Out-Law News | 28 Feb 2017 | 9:50 am | 2 min. read
The rules address a broad range of cybersecurity issues, from the maintenance of written policies, governance and auditing, to detection, defence and response measures, testing requirements and incident reporting.
The new regulation (14-page / 342KB PDF) has been set by the New York State Department of Financial Services (DFS) and will apply to firms holding a banking, insurance or financial services licence to operate in New York. A limited number of exemptions apply, including for firms with few employees or low revenues or assets.
The rules are effective from 1 March, but firms will have 180 days to make any changes necessary to comply before enforcement action would be threatened, with a longer transitional period in place for compliance with some of the new rules.
Under the new rules, financial services companies will be required to "maintain a cybersecurity program" that can "protect the confidentiality, integrity and availability" of their information systems. The program must incorporate detect, defence and response mechanisms, including regulatory reporting obligations, as well as penetration testing.
The firms must design their cybersecurity program in line with their own risk assessments, which must provide for the secure maintenance of systems that "are designed to reconstruct material financial transactions sufficient to support normal operations and obligations" of the firm.
The new rules also require firms to keep a record "cybersecurity events that have a reasonable likelihood of materially harming any material part of the[ir] normal operations" and to report those incidents to the DFS "as promptly as possible but in no event later than 72 hours from a determination that a cybersecurity event has occurred".
A cybersecurity event is defined as "any act or attempt, successful or unsuccessful, to gain unauthorised access to, disrupt or misuse an information system or information stored on such information system".
The firms also have to set out policies that address a range of cybersecurity issues, from information security and data governance, to access controls and systems and network monitoring, data privacy and incident response. They must also have policies and procedures in place to address cybersecurity at third party service providers they engage with.

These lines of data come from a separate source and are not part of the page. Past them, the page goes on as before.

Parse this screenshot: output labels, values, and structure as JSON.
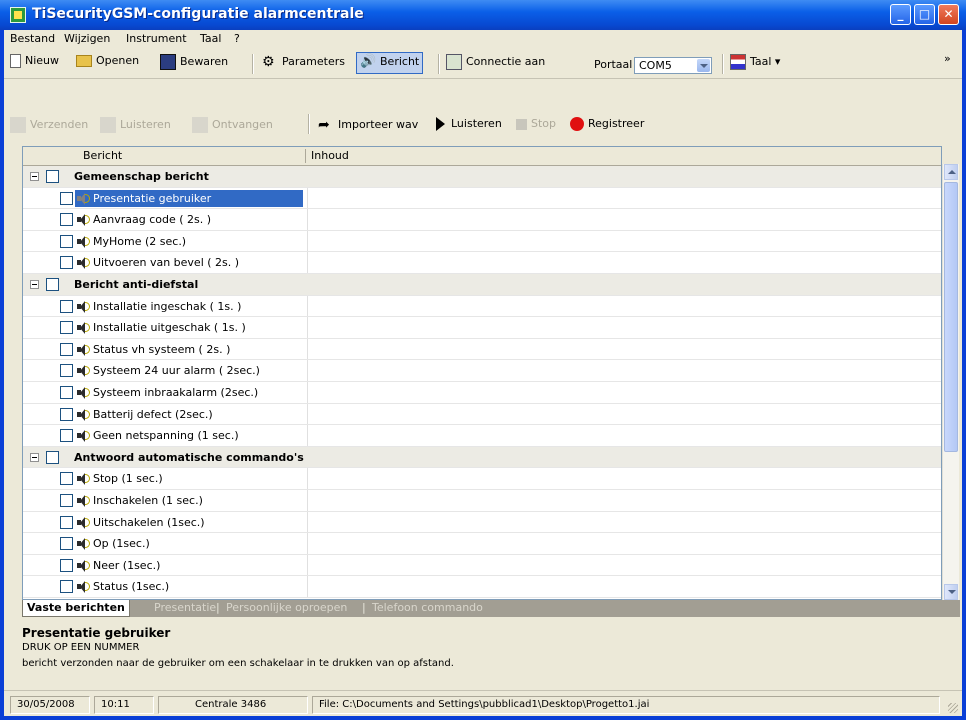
{
  "window": {
    "title": "TiSecurityGSM-configuratie  alarmcentrale"
  },
  "menu": [
    "Bestand",
    "Wijzigen",
    "Instrument",
    "Taal",
    "?"
  ],
  "toolbar1": {
    "nieuw": "Nieuw",
    "openen": "Openen",
    "bewaren": "Bewaren",
    "parameters": "Parameters",
    "bericht": "Bericht",
    "connectie": "Connectie aan",
    "poort_label": "Portaal",
    "poort_value": "COM5",
    "taal": "Taal",
    "overflow": "»"
  },
  "toolbar2": {
    "verzenden": "Verzenden",
    "luisteren_dis": "Luisteren",
    "ontvangen": "Ontvangen",
    "importeer": "Importeer wav",
    "luisteren": "Luisteren",
    "stop": "Stop",
    "registreer": "Registreer"
  },
  "grid": {
    "columns": [
      "Bericht",
      "Inhoud"
    ],
    "groups": [
      {
        "label": "Gemeenschap bericht",
        "items": [
          "Presentatie gebruiker",
          "Aanvraag code ( 2s. )",
          "MyHome (2 sec.)",
          "Uitvoeren van bevel ( 2s. )"
        ]
      },
      {
        "label": "Bericht anti-diefstal",
        "items": [
          "Installatie ingeschak ( 1s. )",
          "Installatie uitgeschak ( 1s. )",
          "Status vh systeem ( 2s. )",
          "Systeem 24 uur alarm ( 2sec.)",
          "Systeem inbraakalarm (2sec.)",
          "Batterij defect (2sec.)",
          "Geen netspanning (1 sec.)"
        ]
      },
      {
        "label": "Antwoord automatische commando's",
        "items": [
          "Stop  (1 sec.)",
          "Inschakelen (1 sec.)",
          "Uitschakelen (1sec.)",
          "Op (1sec.)",
          "Neer (1sec.)",
          "Status (1sec.)"
        ]
      }
    ]
  },
  "tabs": [
    "Vaste berichten",
    "Presentatie",
    "Persoonlijke oproepen",
    "Telefoon commando"
  ],
  "info": {
    "title": "Presentatie gebruiker",
    "line1": "DRUK OP EEN NUMMER",
    "line2": "bericht verzonden naar de gebruiker om een schakelaar in te drukken van op afstand."
  },
  "status": {
    "date": "30/05/2008",
    "time": "10:11",
    "centrale": "Centrale 3486",
    "file": "File: C:\\Documents and Settings\\pubblicad1\\Desktop\\Progetto1.jai"
  }
}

Each firm must designate a chief information security officer to oversee the implementation of the policies and the enforcement of them. The CISO can be employed by an affiliate or third party provider, but a senior staff member must be appointed by the firm to liaise with the third party where this function is outsourced.

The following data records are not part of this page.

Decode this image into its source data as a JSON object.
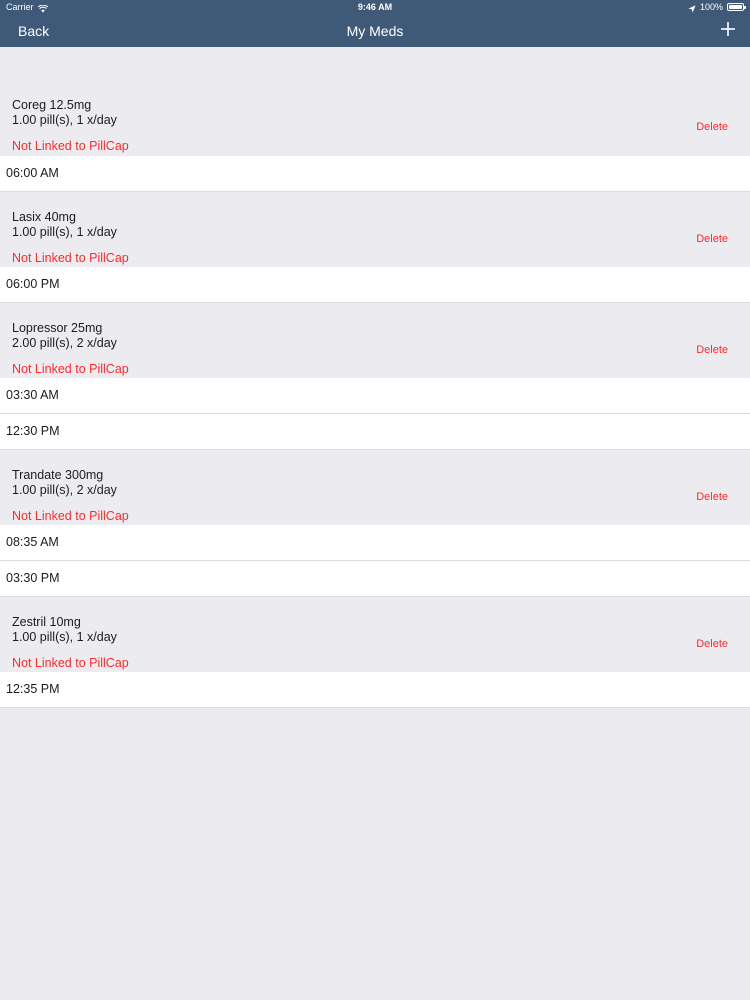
{
  "status_bar": {
    "carrier": "Carrier",
    "time": "9:46 AM",
    "battery": "100%",
    "battery_level": 1.0
  },
  "nav": {
    "back_label": "Back",
    "title": "My Meds",
    "add_icon": "plus-icon"
  },
  "colors": {
    "nav_background": "#3f5a78",
    "page_background": "#ebebf0",
    "warning_red": "#ff2a2a"
  },
  "meds": [
    {
      "name": "Coreg 12.5mg",
      "dosage": "1.00 pill(s), 1 x/day",
      "link_status": "Not Linked to PillCap",
      "delete_label": "Delete",
      "times": [
        "06:00 AM"
      ]
    },
    {
      "name": "Lasix 40mg",
      "dosage": "1.00 pill(s), 1 x/day",
      "link_status": "Not Linked to PillCap",
      "delete_label": "Delete",
      "times": [
        "06:00 PM"
      ]
    },
    {
      "name": "Lopressor 25mg",
      "dosage": "2.00 pill(s), 2 x/day",
      "link_status": "Not Linked to PillCap",
      "delete_label": "Delete",
      "times": [
        "03:30 AM",
        "12:30 PM"
      ]
    },
    {
      "name": "Trandate 300mg",
      "dosage": "1.00 pill(s), 2 x/day",
      "link_status": "Not Linked to PillCap",
      "delete_label": "Delete",
      "times": [
        "08:35 AM",
        "03:30 PM"
      ]
    },
    {
      "name": "Zestril 10mg",
      "dosage": "1.00 pill(s), 1 x/day",
      "link_status": "Not Linked to PillCap",
      "delete_label": "Delete",
      "times": [
        "12:35 PM"
      ]
    }
  ]
}
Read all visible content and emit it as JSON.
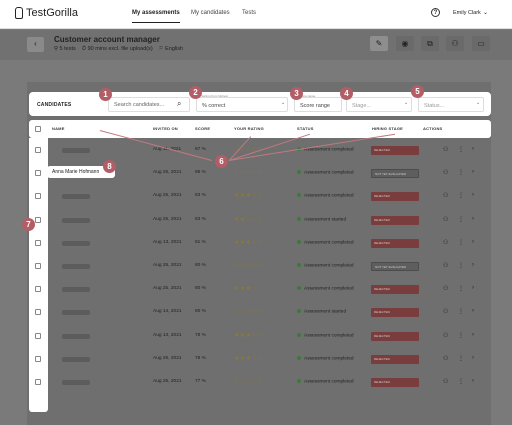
{
  "app": {
    "logo_mark": "",
    "logo_a": "Test",
    "logo_b": "Gorilla"
  },
  "nav": {
    "assessments": "My assessments",
    "candidates": "My candidates",
    "tests": "Tests"
  },
  "help_icon": "?",
  "user": {
    "name": "Emily Clark",
    "caret": "⌄"
  },
  "header": {
    "back": "‹",
    "title": "Customer account manager",
    "meta": [
      "⚲ 5 tests",
      "⏱ 90 mins excl. file upload(s)",
      "⚐ English"
    ],
    "tools": [
      "✎",
      "◉",
      "⧉",
      "⚇",
      "▭"
    ]
  },
  "filters": {
    "label": "CANDIDATES",
    "search_placeholder": "Search candidates...",
    "search_icon": "⌕",
    "sort_small": "Sorting from highest",
    "sort": "% correct",
    "score_small": "Score range",
    "score": "Score range",
    "stage": "Stage...",
    "status": "Status...",
    "caret": "⌄"
  },
  "columns": [
    "NAME",
    "INVITED ON",
    "SCORE",
    "YOUR RATING",
    "STATUS",
    "HIRING STAGE",
    "ACTIONS"
  ],
  "popup_name": "Anna Marie Hofmann",
  "rows": [
    {
      "date": "Aug 11, 2021",
      "score": "87 %",
      "stars": "☆☆☆☆☆",
      "status": "Assessment completed",
      "stage": "REJECTED",
      "alt": false
    },
    {
      "date": "Aug 25, 2021",
      "score": "86 %",
      "stars": "☆☆☆☆☆",
      "status": "Assessment completed",
      "stage": "NOT YET EVALUATED",
      "alt": true
    },
    {
      "date": "Aug 25, 2021",
      "score": "83 %",
      "stars": "★★★☆☆",
      "status": "Assessment completed",
      "stage": "REJECTED",
      "alt": false
    },
    {
      "date": "Aug 25, 2021",
      "score": "83 %",
      "stars": "★★☆☆☆",
      "status": "Assessment started",
      "stage": "REJECTED",
      "alt": false
    },
    {
      "date": "Aug 13, 2021",
      "score": "81 %",
      "stars": "★★★☆☆",
      "status": "Assessment completed",
      "stage": "REJECTED",
      "alt": false
    },
    {
      "date": "Aug 25, 2021",
      "score": "80 %",
      "stars": "☆☆☆☆☆",
      "status": "Assessment completed",
      "stage": "NOT YET EVALUATED",
      "alt": true
    },
    {
      "date": "Aug 25, 2021",
      "score": "80 %",
      "stars": "★★★☆☆",
      "status": "Assessment completed",
      "stage": "REJECTED",
      "alt": false
    },
    {
      "date": "Aug 14, 2021",
      "score": "80 %",
      "stars": "☆☆☆☆☆",
      "status": "Assessment started",
      "stage": "REJECTED",
      "alt": false
    },
    {
      "date": "Aug 13, 2021",
      "score": "78 %",
      "stars": "★★★☆☆",
      "status": "Assessment completed",
      "stage": "REJECTED",
      "alt": false
    },
    {
      "date": "Aug 25, 2021",
      "score": "78 %",
      "stars": "★★★☆☆",
      "status": "Assessment completed",
      "stage": "REJECTED",
      "alt": false
    },
    {
      "date": "Aug 25, 2021",
      "score": "77 %",
      "stars": "☆☆☆☆☆",
      "status": "Assessment completed",
      "stage": "REJECTED",
      "alt": false
    }
  ],
  "row_icons": {
    "person": "⚇",
    "more": "⋮",
    "chevron": "›"
  },
  "callouts": [
    "1",
    "2",
    "3",
    "4",
    "5",
    "6",
    "7",
    "8"
  ],
  "colors": {
    "callout": "#b35d67",
    "stage_rejected": "#7a3d3d",
    "status_dot": "#3a7a3a"
  }
}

The firms must also "utilise qualified cybersecurity personnel" either internally or through affiliates or third party service providers to manage their cybersecurity risks and undertake activities in line with the cybersecurity program.
The new rules also back the use of encryption and multi-factor authentication procedures, or protocols that are "reasonably equivalent" of which offer "more secure access controls".

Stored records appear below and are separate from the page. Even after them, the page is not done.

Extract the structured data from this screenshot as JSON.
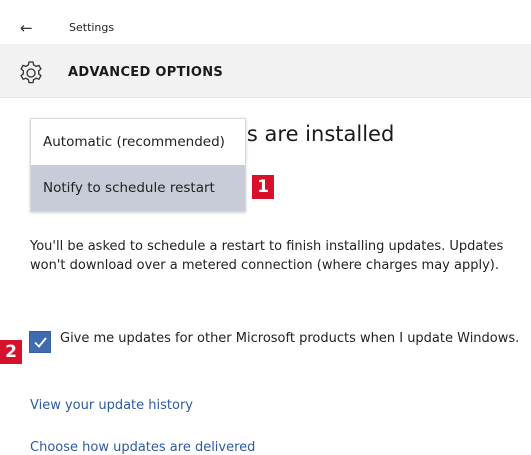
{
  "window": {
    "back_icon": "arrow-left-icon",
    "title": "Settings"
  },
  "header": {
    "icon": "gear-icon",
    "title": "ADVANCED OPTIONS"
  },
  "dropdown": {
    "options": [
      {
        "label": "Automatic (recommended)",
        "selected": false
      },
      {
        "label": "Notify to schedule restart",
        "selected": true
      }
    ],
    "highlight_color": "#c8ccd8"
  },
  "heading_partial": "es are installed",
  "badges": {
    "badge1": "1",
    "badge2": "2",
    "color": "#d6112a"
  },
  "description": "You'll be asked to schedule a restart to finish installing updates. Updates won't download over a metered connection (where charges may apply).",
  "checkbox": {
    "checked": true,
    "label": "Give me updates for other Microsoft products when I update Windows.",
    "accent_color": "#3f6bb0"
  },
  "links": {
    "update_history": "View your update history",
    "delivery": "Choose how updates are delivered",
    "color": "#2d5aa0"
  }
}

The board of directors or an individual 'senior officer' at firms must certify their firm's compliance with the new rules.
DFS superintendent Maria Vullo said: "With this landmark regulation, DFS is ensuring that New York consumers can trust that their financial institutions have protocols in place to protect the security and privacy of their sensitive personal information. As our global financial network becomes even more interconnected and entities around the world increasingly suffer information breaches, New York is leading the charge to combat the ever-increasing risk of cyber-attacks."
In a recent series, Pinsent Masons, the law firm behind Out-Law.com, looked at which people are typically behind cybersecurity breaches and the methods they use, what the common vulnerabilities are and what good IT security looks like.
The series also addressed how the legal landscape and regulatory fines are changing, as well as the rising threat of ransomware. It also looked at how businesses may be able to seek protection afforded by legal professional privilege, and what they need to consider when working with criminal authorities, as well as the advantages of engaging credit monitoring after a breach, and the potential benefits of taking out cyber insurance.